3. Edit only the minimum required fields

Do not try to understand every config option on day one. For your first run, focus on these:

categories:
  - "Finance"
  - "Computer Science"
  - "Management"

prompt:
  system: |
    You are a classification expert. Classify the input into these categories:
    {categories}

    Output JSON only.
    Output format:
    {{"labels": [{{"name": "Category Name", "confidence": 95, "reason": "why"}}]}}
  user: "{text} / {context}"

model:
  name: deepseek-chat
  api_base: https://api.deepseek.com/v1

input:
  file: data.csv
  text_column: text
  context_column: context

The 4 things to understand are:

  1. categories: your target labels
  2. prompt.system: tell the model it must choose from those labels
  3. model: which OpenAI-compatible API to call
  4. input: your file path and column names

If you do not have a context column:

  • set context_column to an empty string
  • change prompt.user to "{text}"

4. Run it

llm-classify run --config classify.yaml

If you want a safer first run:

llm-classify run --config classify.yaml --dry-run
llm-classify run --config classify.yaml --test 20
  • --dry-run: validate config and workload without making API calls
  • --test 20: process only the first 20 rows

5. Read the output

By default, results go into output/.

The fields most people care about are:

  • label: final label or labels, joined by |
  • confidence: highest confidence score
  • is_low_confidence: whether the result fell below your threshold
  • parse_status: parsing and validation status

If the job stops halfway through, resume it:

llm-classify run --config classify.yaml --resume

If you want to retry failures:

llm-classify retry output/run_xxx/classification_result.csv

Common Beginner Mistakes

1. 401 or 403

Usually one of these is wrong:

  • LLM_API_KEY is not set
  • model.api_base is not the correct OpenAI-compatible endpoint

2. missing columns

Your file columns do not match the config. Check:

  • input.text_column
  • input.context_column

3. Prompt template errors around JSON braces

If you include a JSON example in YAML, literal braces must be escaped:

  • {{
  • }}

Do not use bare { and } in prompt examples.

4. Too many 429 errors

Before increasing retry counts, first check:

  • rate_limit.rps
  • rate_limit.tps
  • concurrency

Being conservative is usually more stable.

Need Help?

Use these paths, depending on what you need:

How It Works, In Plain English

  1. Read your CSV/Excel file
  2. Deduplicate rows by text + optional context
  3. Send each item plus your label list to the LLM
  4. Validate whether returned labels really belong to your label set
  5. Write every item to disk immediately so the run can resume later
  6. Retry timeouts and 429s automatically, and mark bad outputs for follow-up

If you want the technical version:

  • rate limiting uses a sliding window for RPS/TPS, plus an optional coarser cycle cap
  • checkpointing writes each item immediately after the API response
  • retries distinguish transient failures from semantic failures

Window vs Cycle

These are two different controls. They are not duplicates.

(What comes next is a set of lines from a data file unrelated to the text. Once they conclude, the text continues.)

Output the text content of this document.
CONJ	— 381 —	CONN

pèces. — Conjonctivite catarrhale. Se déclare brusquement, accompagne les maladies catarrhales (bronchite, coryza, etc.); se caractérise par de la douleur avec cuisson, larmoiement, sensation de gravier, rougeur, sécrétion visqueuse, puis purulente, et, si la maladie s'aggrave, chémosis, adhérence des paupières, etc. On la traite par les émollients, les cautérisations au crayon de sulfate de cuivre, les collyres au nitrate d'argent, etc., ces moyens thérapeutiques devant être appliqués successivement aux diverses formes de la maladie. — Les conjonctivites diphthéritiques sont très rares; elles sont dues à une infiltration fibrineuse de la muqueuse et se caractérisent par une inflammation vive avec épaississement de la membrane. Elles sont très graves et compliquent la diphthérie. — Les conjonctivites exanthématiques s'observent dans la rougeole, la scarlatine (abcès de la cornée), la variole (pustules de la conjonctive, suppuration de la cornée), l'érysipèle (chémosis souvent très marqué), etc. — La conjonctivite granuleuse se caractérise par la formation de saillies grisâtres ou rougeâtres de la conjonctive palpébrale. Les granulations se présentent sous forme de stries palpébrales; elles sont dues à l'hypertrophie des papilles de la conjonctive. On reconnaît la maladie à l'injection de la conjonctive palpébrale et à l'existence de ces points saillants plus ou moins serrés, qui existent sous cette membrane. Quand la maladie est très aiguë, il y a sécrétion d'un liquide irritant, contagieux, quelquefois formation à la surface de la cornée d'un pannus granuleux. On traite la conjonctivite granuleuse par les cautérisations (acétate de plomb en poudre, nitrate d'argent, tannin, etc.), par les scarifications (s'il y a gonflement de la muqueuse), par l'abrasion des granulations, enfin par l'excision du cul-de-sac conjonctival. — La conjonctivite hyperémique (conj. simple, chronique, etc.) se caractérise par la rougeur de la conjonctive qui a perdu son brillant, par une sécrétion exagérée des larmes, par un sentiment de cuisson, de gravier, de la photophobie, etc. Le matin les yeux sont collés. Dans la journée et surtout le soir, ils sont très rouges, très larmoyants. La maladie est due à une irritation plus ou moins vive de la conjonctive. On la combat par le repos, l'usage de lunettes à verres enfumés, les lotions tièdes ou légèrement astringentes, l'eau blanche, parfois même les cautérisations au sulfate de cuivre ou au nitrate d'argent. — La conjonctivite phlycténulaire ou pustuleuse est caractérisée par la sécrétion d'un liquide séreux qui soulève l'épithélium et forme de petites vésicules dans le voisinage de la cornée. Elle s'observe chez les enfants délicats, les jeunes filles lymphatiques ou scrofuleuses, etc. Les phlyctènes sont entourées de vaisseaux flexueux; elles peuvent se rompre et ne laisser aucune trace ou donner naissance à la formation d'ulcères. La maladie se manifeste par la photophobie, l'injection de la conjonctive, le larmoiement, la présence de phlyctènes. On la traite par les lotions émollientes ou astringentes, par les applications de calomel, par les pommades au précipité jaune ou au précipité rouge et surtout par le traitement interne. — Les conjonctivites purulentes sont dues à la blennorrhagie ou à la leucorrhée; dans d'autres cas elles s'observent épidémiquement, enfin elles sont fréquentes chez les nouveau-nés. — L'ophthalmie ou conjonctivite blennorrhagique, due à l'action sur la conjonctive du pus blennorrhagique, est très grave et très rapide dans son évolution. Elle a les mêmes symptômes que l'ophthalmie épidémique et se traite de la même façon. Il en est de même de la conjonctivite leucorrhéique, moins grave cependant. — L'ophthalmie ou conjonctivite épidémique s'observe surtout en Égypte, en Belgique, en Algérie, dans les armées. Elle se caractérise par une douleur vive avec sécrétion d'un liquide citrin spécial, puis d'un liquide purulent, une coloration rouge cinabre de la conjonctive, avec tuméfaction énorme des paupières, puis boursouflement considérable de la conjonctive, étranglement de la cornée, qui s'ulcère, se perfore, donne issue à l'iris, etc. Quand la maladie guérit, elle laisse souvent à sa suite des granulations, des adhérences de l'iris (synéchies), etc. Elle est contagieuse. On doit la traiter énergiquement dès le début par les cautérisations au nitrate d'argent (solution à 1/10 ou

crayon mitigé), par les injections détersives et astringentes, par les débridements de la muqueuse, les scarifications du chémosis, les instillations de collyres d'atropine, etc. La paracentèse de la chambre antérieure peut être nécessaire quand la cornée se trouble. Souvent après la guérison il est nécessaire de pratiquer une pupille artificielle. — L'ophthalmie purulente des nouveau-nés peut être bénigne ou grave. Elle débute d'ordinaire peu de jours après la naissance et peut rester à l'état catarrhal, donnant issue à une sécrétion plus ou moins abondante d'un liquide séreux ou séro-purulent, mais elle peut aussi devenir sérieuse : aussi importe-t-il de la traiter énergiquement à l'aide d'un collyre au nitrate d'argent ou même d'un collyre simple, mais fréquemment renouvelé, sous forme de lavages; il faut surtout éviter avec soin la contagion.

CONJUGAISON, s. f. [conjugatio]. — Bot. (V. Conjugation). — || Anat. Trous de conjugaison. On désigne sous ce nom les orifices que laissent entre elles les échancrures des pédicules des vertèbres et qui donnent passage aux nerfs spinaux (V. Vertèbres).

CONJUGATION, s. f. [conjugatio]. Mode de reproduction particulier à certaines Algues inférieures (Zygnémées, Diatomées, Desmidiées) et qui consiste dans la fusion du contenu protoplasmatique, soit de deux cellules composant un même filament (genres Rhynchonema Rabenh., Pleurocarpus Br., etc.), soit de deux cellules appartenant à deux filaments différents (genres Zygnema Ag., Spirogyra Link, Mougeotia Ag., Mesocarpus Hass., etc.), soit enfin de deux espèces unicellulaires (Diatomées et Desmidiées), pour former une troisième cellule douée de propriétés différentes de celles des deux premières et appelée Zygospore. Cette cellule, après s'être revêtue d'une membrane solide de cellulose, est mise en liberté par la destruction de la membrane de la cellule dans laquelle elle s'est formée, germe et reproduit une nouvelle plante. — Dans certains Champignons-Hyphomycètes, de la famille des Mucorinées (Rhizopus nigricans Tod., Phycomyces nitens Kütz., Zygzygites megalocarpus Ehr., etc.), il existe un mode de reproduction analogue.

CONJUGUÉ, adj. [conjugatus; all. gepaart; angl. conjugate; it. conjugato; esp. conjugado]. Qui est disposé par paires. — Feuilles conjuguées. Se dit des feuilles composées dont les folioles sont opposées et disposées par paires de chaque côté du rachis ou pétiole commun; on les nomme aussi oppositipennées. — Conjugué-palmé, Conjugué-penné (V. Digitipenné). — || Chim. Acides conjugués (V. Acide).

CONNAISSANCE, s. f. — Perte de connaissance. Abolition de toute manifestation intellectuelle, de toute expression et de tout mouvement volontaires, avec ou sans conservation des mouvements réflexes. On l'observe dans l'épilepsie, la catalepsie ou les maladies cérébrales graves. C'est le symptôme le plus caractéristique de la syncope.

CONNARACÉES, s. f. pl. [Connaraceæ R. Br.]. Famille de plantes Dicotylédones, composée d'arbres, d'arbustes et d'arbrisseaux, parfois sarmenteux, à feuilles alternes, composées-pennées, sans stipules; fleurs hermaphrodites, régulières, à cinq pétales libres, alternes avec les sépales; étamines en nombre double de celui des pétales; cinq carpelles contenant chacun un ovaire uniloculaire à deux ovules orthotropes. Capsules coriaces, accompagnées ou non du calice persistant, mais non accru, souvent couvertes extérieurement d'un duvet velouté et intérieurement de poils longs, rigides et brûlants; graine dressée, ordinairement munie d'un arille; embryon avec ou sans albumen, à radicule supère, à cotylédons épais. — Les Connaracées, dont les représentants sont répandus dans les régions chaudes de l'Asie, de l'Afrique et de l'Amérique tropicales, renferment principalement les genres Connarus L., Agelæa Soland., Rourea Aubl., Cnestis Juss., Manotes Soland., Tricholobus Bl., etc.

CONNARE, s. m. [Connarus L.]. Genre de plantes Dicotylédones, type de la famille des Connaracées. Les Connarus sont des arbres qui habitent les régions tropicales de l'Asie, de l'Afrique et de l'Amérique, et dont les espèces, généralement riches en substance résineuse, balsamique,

  • rate_limit controls short-term pacing.
  • cycle controls a longer-period total budget.

Use rate_limit when your question is:

"How fast can I send requests right now without spiking too hard?"

  • rate_limit.rps: maximum requests allowed within the sliding window
  • rate_limit.tps: maximum estimated tokens allowed within the sliding window
  • rate_limit.window: how far back the limiter looks when counting requests or tokens
  • rate_limit.tokens_per_call: estimated tokens consumed by one request when tps is enabled

Use cycle when your question is:

"Over a longer period, how many calls am I allowed to spend in total?"

  • cycle.duration: length of one budget cycle, in seconds
  • cycle.max_calls: maximum API calls allowed in that cycle

A simple way to think about it:

  • rate_limit smooths traffic second by second
  • cycle caps the total spend over a minute, hour, or other longer interval

Example:

  • rate_limit.rps: 3 and rate_limit.window: 1 means at most 3 requests in any 1-second window
  • cycle.duration: 60 and cycle.max_calls: 180 means at most 180 calls in a 60-second cycle

For most users:

  • start with rate_limit only
  • add cycle only if your provider or your own budget is expressed as "at most N calls per minute/hour"

CLI Reference

llm-classify run --config FILE         Run batch classification
  --resume                             Resume from a previous run (append mode)
  --fresh                              Clear previous results before running
  --dry-run                            Show config and estimated work, no API calls
  --test N                             Process only the first N items
  --random N                           Sample N random items
  --concurrency N                      Override concurrency from config
  --input-csv FILE                     Use existing CSV for re-classification

llm-classify retry SOURCE              Auto-retry failed items from a result CSV
  --config FILE                        YAML config (auto-detected if omitted)
  --max-rounds N                       Maximum retry rounds (default: 3)
  --dry-run                            Show retry plan, no API calls
  --concurrency N                      Override concurrency

llm-classify init                      Generate a starter classify.yaml
  --output FILE                        Output path (default: classify.yaml)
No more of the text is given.